I presented the piece—a year’s worth of cups and jotted thoughts—on shallow shelves and they took up a large wall in the gallery. People could read them, follow a sequence of days, pick them up if they wanted. Hopefully, they might notice the ecological theme there about the wastefulness of paper cups.
As I transcribed the writing from the cups to do the little book I realized that as I got the coffee in the same cafes at the same time of morning, there was a small community of people that I interacted with. These were everyone from people on the bus going over to the City who would stop in the same coffee shop to the workers at the coffee shop. When the counter crew changed, I noticed and noted that.
What are you working on lately? What will you show at Mercury 20 in May?
I’m focusing on reconstructed books. At first I was afraid to cut up books because I didn’t think it was right. But at work we withdraw books from the collection and then hold book sales. So, I’m lugging these huge boxes of books to the sales, setting them up for sale at 25 cents a piece, and then boxing up and hauling the unsold books back. I realized that maybe it is OK to cut these books up and make some art from them. (laughs)
(Laughs) Their final resting place.
I respond to the titles and the look of the old covers and I reassemble them. I think about word associations. I’ve been thinking about cyclical history lately. I’ll see an old title and I think it’s the same now. Even though the book is 40 years old: same story.
I’m working on a new idea for this show. I’m making a big accordion book out of book covers, to try to make a narrative from the titles and ideas that the covers suggest.

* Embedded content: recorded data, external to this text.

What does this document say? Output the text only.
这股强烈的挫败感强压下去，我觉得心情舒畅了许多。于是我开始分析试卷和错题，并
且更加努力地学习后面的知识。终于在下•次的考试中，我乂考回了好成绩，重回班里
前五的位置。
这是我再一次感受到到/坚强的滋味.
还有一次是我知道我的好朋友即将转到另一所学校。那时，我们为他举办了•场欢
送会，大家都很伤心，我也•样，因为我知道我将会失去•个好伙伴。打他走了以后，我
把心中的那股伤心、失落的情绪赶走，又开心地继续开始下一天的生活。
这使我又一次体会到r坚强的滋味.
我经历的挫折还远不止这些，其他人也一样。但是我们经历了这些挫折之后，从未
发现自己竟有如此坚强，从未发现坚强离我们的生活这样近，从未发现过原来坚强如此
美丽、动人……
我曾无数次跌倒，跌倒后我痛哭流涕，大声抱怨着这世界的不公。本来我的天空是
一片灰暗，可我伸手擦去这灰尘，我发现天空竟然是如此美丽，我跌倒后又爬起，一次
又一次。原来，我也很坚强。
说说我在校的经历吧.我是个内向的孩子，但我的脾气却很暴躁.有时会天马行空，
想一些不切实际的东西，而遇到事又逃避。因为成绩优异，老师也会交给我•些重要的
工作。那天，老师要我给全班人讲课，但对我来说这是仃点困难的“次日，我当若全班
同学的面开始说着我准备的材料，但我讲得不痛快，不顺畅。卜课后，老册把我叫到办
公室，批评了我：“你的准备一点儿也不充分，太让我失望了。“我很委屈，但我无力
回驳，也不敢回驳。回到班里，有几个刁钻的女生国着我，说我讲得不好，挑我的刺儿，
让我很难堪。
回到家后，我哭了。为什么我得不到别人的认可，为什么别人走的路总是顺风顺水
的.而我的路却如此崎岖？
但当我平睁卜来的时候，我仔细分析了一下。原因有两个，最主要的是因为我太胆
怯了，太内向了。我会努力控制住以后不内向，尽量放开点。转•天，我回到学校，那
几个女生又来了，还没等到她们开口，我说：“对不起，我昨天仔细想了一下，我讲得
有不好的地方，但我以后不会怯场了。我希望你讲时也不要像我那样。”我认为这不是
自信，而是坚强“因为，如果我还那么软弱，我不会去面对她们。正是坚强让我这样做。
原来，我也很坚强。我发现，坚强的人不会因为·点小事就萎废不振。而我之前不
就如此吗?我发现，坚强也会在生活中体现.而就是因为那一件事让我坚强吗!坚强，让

I’m inventing a new language for myself.
You’ll be showing with a sculptor, Laura van Duren. I think your work will really talk to each other.
There’s a shared sensibility and a relationship with our interests in the figure. It will be interesting to juxtapose her large ceramic figures with the small portraits I’ve drawn of people reading on the discarded checkout cards. And we share a questioning of media, advertising.
I also did a series of people eating and drinking that I drew with coffee. Some of those are going to be in a show at Root Division in SF called Taste.
You are showing all over, Mary! Let’s do a list…
Taste Root Division, 3175 17th Street, San Francisco April 9-26
The Art of the Book Donna Seager Gallery, 851 Fourth Street, San Rafael. April 22- May 21.
Gathering Oakland Museum at City Center, 500 12th St. Oakland. through June 13.
And more of your work can be seen at: www.maryvmarsh.smugmug.com.
Thanks so much for talking to me, Mary.